Building connections at the barbershop is important. In many communities, the barbershop is also a place where values and life lessons are shared across generations.
“It’s a place where men can trust their barbers with things near and dear to them and trust them to hold it close and not share it on the street,” said Will “Latif” Little, a barber for 18 years at the Jazz-U-Up barbershop in South Philadelphia. “It’s a hub. It’s a safe place. It’s a familiar place where [boys and men] get education on personal development.”
Little served 10 years in prison before finding his purpose. Now, as a life coach, he hosts Monday night classes at the barbershop for men and women on topics like financial literacy, careers in the trades, the importance of going to college, and conflict resolution.
To his satisfaction, Little sees that a lot of the young men he once mentored now have their own children. And those fathers are using the same tools they learned in his barbershop to help their children make better life choices.
Where Everybody Knows Your Name
Bryant recalls watching a basketball game at a crowded barbershop a few years ago. When someone shouted, “The Sixers stink!”, an older gentleman started sharing his memories of watching players like Dr. J (Julius Erving) hold court at the Spectrum. The shop fell quiet. The men listened and showed respect, as this older man owned the moment.

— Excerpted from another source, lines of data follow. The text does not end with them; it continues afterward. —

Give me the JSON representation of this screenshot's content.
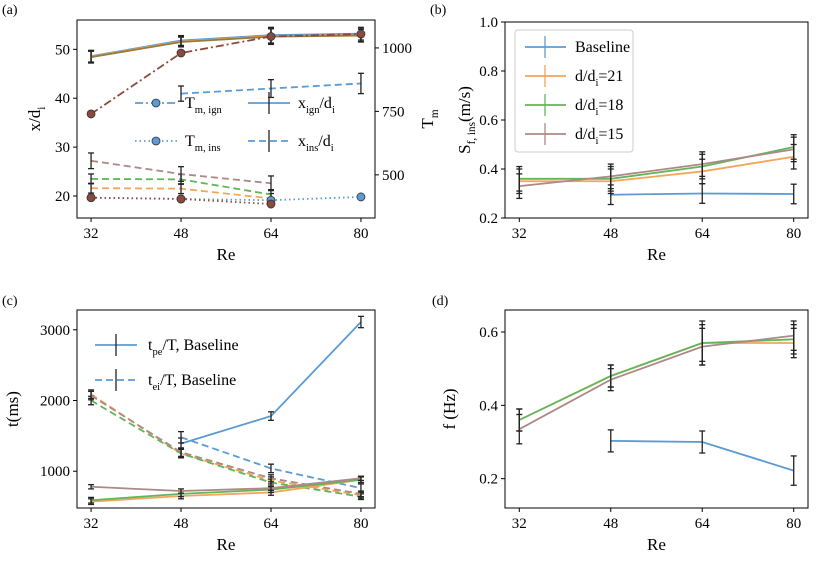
{
  "colors": {
    "blue": "#5b9bd5",
    "orange": "#f4a55a",
    "green": "#62b55a",
    "mauve": "#ad8986",
    "olive": "#9a7a3a",
    "brownDark": "#8b4a3c",
    "errorbar": "#222222"
  },
  "chart_data": [
    {
      "panel": "(a)",
      "type": "line",
      "xlabel": "Re",
      "ylabel": "x/d",
      "ylabel_sub": "i",
      "y2label": "T",
      "y2label_sub": "m",
      "x": [
        32,
        48,
        64,
        80
      ],
      "xticks": [
        "32",
        "48",
        "64",
        "80"
      ],
      "yticks": [
        "20",
        "30",
        "40",
        "50"
      ],
      "y2ticks": [
        "500",
        "750",
        "1000"
      ],
      "ylim": [
        15.5,
        56
      ],
      "y2lim": [
        330,
        1110
      ],
      "legend": [
        {
          "text": "T",
          "sub": "m, ign",
          "style": "dashdot-marker",
          "color": "#5b9bd5"
        },
        {
          "text": "x",
          "sub": "ign",
          "tail": "/d",
          "tail_sub": "i",
          "style": "solid-errorbar",
          "color": "#5b9bd5"
        },
        {
          "text": "T",
          "sub": "m, ins",
          "style": "dotted-marker",
          "color": "#5b9bd5"
        },
        {
          "text": "x",
          "sub": "ins",
          "tail": "/d",
          "tail_sub": "i",
          "style": "dashed-errorbar",
          "color": "#5b9bd5"
        }
      ],
      "series": [
        {
          "name": "x_ign/d_i Baseline",
          "axis": "left",
          "style": "solid",
          "color": "#5b9bd5",
          "values": [
            48.6,
            51.8,
            52.9,
            53.2
          ],
          "err": [
            1.2,
            1.0,
            1.6,
            1.3
          ]
        },
        {
          "name": "x_ign/d_i d/d_i=21",
          "axis": "left",
          "style": "solid",
          "color": "#f4a55a",
          "values": [
            48.5,
            51.6,
            52.7,
            52.9
          ],
          "err": [
            1.2,
            1.0,
            1.6,
            1.3
          ]
        },
        {
          "name": "x_ign/d_i d/d_i=18",
          "axis": "left",
          "style": "solid",
          "color": "#9a7a3a",
          "values": [
            48.4,
            51.5,
            52.6,
            52.8
          ],
          "err": [
            1.2,
            1.0,
            1.6,
            1.3
          ]
        },
        {
          "name": "x_ins/d_i Baseline",
          "axis": "right",
          "style": "dashed",
          "x": [
            48,
            64,
            80
          ],
          "color": "#5b9bd5",
          "values": [
            820,
            840,
            860
          ],
          "err": [
            30,
            35,
            40
          ]
        },
        {
          "name": "x_ins/d_i d/d_i=21",
          "axis": "left",
          "style": "dashed",
          "color": "#f4a55a",
          "values": [
            21.6,
            21.5,
            19.5
          ],
          "x": [
            32,
            48,
            64
          ],
          "err": [
            1.0,
            1.0,
            1.0
          ]
        },
        {
          "name": "x_ins/d_i d/d_i=18",
          "axis": "left",
          "style": "dashed",
          "color": "#62b55a",
          "values": [
            23.5,
            23.4,
            20.3
          ],
          "x": [
            32,
            48,
            64
          ],
          "err": [
            1.0,
            1.0,
            1.0
          ]
        },
        {
          "name": "x_ins/d_i d/d_i=15",
          "axis": "left",
          "style": "dashed",
          "color": "#ad8986",
          "values": [
            27.2,
            24.5,
            22.6
          ],
          "x": [
            32,
            48,
            64
          ],
          "err": [
            1.6,
            1.5,
            1.5
          ]
        },
        {
          "name": "T_m,ign d/d_i=15",
          "axis": "right",
          "style": "dashdot",
          "color": "#8b4a3c",
          "values": [
            740,
            980,
            1045,
            1055
          ],
          "markers": true
        },
        {
          "name": "T_m,ins Baseline",
          "axis": "right",
          "style": "dotted",
          "color": "#5b9bd5",
          "values": [
            410,
            405,
            400,
            413
          ],
          "markers": true
        },
        {
          "name": "T_m,ins d/d_i=15",
          "axis": "right",
          "style": "dotted",
          "color": "#8b4a3c",
          "values": [
            410,
            405,
            385
          ],
          "x": [
            32,
            48,
            64
          ],
          "markers": true
        }
      ]
    },
    {
      "panel": "(b)",
      "type": "line",
      "xlabel": "Re",
      "ylabel": "S",
      "ylabel_sub": "f, ins",
      "ylabel_tail": "(m/s)",
      "x": [
        32,
        48,
        64,
        80
      ],
      "xticks": [
        "32",
        "48",
        "64",
        "80"
      ],
      "yticks": [
        "0.2",
        "0.4",
        "0.6",
        "0.8",
        "1.0"
      ],
      "ylim": [
        0.2,
        1.0
      ],
      "legend": [
        {
          "text": "Baseline",
          "color": "#5b9bd5"
        },
        {
          "text": "d/d",
          "sub": "i",
          "tail": "=21",
          "color": "#f4a55a"
        },
        {
          "text": "d/d",
          "sub": "i",
          "tail": "=18",
          "color": "#62b55a"
        },
        {
          "text": "d/d",
          "sub": "i",
          "tail": "=15",
          "color": "#ad8986"
        }
      ],
      "series": [
        {
          "name": "Baseline",
          "color": "#5b9bd5",
          "x": [
            48,
            64,
            80
          ],
          "values": [
            0.295,
            0.3,
            0.298
          ],
          "err": [
            0.04,
            0.04,
            0.04
          ]
        },
        {
          "name": "d/d_i=21",
          "color": "#f4a55a",
          "values": [
            0.35,
            0.35,
            0.39,
            0.45
          ],
          "err": [
            0.05,
            0.05,
            0.05,
            0.05
          ]
        },
        {
          "name": "d/d_i=18",
          "color": "#62b55a",
          "values": [
            0.36,
            0.36,
            0.41,
            0.49
          ],
          "err": [
            0.05,
            0.05,
            0.05,
            0.05
          ]
        },
        {
          "name": "d/d_i=15",
          "color": "#ad8986",
          "values": [
            0.33,
            0.37,
            0.42,
            0.48
          ],
          "err": [
            0.05,
            0.05,
            0.05,
            0.05
          ]
        }
      ]
    },
    {
      "panel": "(c)",
      "type": "line",
      "xlabel": "Re",
      "ylabel": "t(ms)",
      "x": [
        32,
        48,
        64,
        80
      ],
      "xticks": [
        "32",
        "48",
        "64",
        "80"
      ],
      "yticks": [
        "1000",
        "2000",
        "3000"
      ],
      "ylim": [
        480,
        3280
      ],
      "legend": [
        {
          "text": "t",
          "sub": "pe",
          "tail": "/T, Baseline",
          "style": "solid",
          "color": "#5b9bd5"
        },
        {
          "text": "t",
          "sub": "ei",
          "tail": "/T, Baseline",
          "style": "dashed",
          "color": "#5b9bd5"
        }
      ],
      "series": [
        {
          "name": "t_pe/T Baseline",
          "style": "solid",
          "color": "#5b9bd5",
          "x": [
            48,
            64,
            80
          ],
          "values": [
            1390,
            1780,
            3110
          ],
          "err": [
            80,
            60,
            80
          ]
        },
        {
          "name": "t_ei/T Baseline",
          "style": "dashed",
          "color": "#5b9bd5",
          "x": [
            48,
            64,
            80
          ],
          "values": [
            1480,
            1040,
            760
          ],
          "err": [
            80,
            60,
            60
          ]
        },
        {
          "name": "t_ei/T d/d_i=21",
          "style": "dashed",
          "color": "#f4a55a",
          "values": [
            2090,
            1250,
            870,
            660
          ],
          "err": [
            60,
            60,
            50,
            40
          ]
        },
        {
          "name": "t_ei/T d/d_i=18",
          "style": "dashed",
          "color": "#62b55a",
          "values": [
            2000,
            1250,
            840,
            640
          ],
          "err": [
            60,
            60,
            50,
            40
          ]
        },
        {
          "name": "t_ei/T d/d_i=15",
          "style": "dashed",
          "color": "#ad8986",
          "values": [
            2070,
            1270,
            900,
            680
          ],
          "err": [
            60,
            60,
            50,
            40
          ]
        },
        {
          "name": "t_pe/T d/d_i=21",
          "style": "solid",
          "color": "#f4a55a",
          "values": [
            570,
            650,
            700,
            880
          ],
          "err": [
            40,
            40,
            40,
            40
          ]
        },
        {
          "name": "t_pe/T d/d_i=18",
          "style": "solid",
          "color": "#62b55a",
          "values": [
            590,
            680,
            740,
            880
          ],
          "err": [
            40,
            40,
            40,
            40
          ]
        },
        {
          "name": "t_pe/T d/d_i=15",
          "style": "solid",
          "color": "#ad8986",
          "values": [
            780,
            720,
            760,
            900
          ],
          "err": [
            30,
            30,
            30,
            30
          ]
        }
      ]
    },
    {
      "panel": "(d)",
      "type": "line",
      "xlabel": "Re",
      "ylabel": "f (Hz)",
      "x": [
        32,
        48,
        64,
        80
      ],
      "xticks": [
        "32",
        "48",
        "64",
        "80"
      ],
      "yticks": [
        "0.2",
        "0.4",
        "0.6"
      ],
      "ylim": [
        0.12,
        0.66
      ],
      "series": [
        {
          "name": "Baseline",
          "color": "#5b9bd5",
          "x": [
            48,
            64,
            80
          ],
          "values": [
            0.303,
            0.3,
            0.222
          ],
          "err": [
            0.03,
            0.03,
            0.04
          ]
        },
        {
          "name": "d/d_i=21",
          "color": "#f4a55a",
          "values": [
            0.36,
            0.48,
            0.57,
            0.57
          ],
          "err": [
            0.03,
            0.03,
            0.05,
            0.04
          ]
        },
        {
          "name": "d/d_i=18",
          "color": "#62b55a",
          "values": [
            0.36,
            0.48,
            0.57,
            0.58
          ],
          "err": [
            0.03,
            0.03,
            0.06,
            0.04
          ]
        },
        {
          "name": "d/d_i=15",
          "color": "#ad8986",
          "values": [
            0.335,
            0.47,
            0.56,
            0.59
          ],
          "err": [
            0.04,
            0.03,
            0.05,
            0.04
          ]
        }
      ]
    }
  ]
}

Many seniors go to the barbershop to avoid loneliness, Bryant says. Barbershops are important community support systems. “Men of color are socialized not to ask for help or seek care. The barbershop is a place where they know they can find support from other men. It’s a healthy move,” he said.
“Barbers have served as community counselors, comedians, and faith leaders,” Bryant added. “A trusted barber is a strong force in the community.”